If the mates have been applied correctly, the rack and pinion will move when the stroke of the cylinder is changed.

Configurations can be added to include specific positions of the cylinder. Where the position is fixed, the cylinder can be set back to rigid.


Any change to the position will result in a prompt to rebuild the assembly. In PDM this results in a warning that “The file is not rebuilt” when trying to check in the assembly.

Patterning a flexible subassembly does not work as anticipated. One rod can be repositioned while the other remains as it was. Ensure both ends are constrained to the desired geometry.

Although the assembly is technically constrained properly, there are situations where a component can be forced into an incorrect position. In the case below, rotating the bucket too far clockwise results in a compatible mate condition for the cylinder. The image on the left shows where the bucket should stop. If rotation continues, the image on the right becomes the new starting position for rotation. At this point rotation can continue until the cylinder is fully extended.

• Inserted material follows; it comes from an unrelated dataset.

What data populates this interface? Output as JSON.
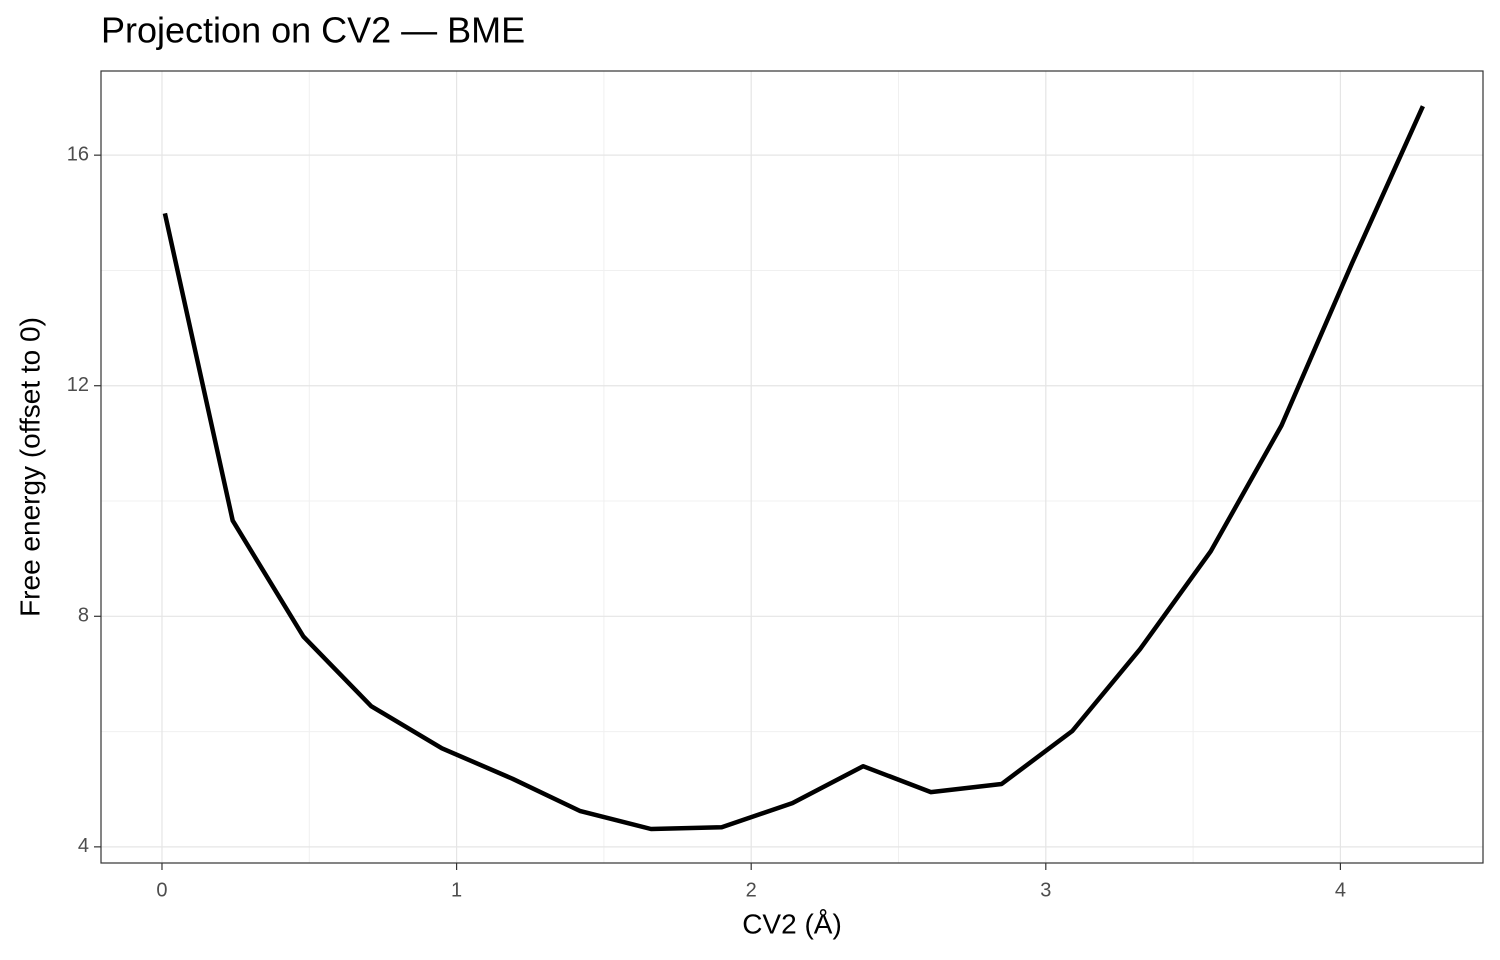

Additional mates, applied to the cylinder, will most likely result in an “Over-defined” error. The assembly can be left as is, however to mitigate this issue a limit angle mate can be applied to the bucket. Use the cylinder positions, when extended and retracted, to determine the angular range for the bucket.

The model can be found here, however everything is contained within a single assembly. For full range of motion of the bucket, the cylinder needs to be between 2150mm and 3500mm. At a collapsed height of 2150mm the rod extends beyond the body of the cylinder.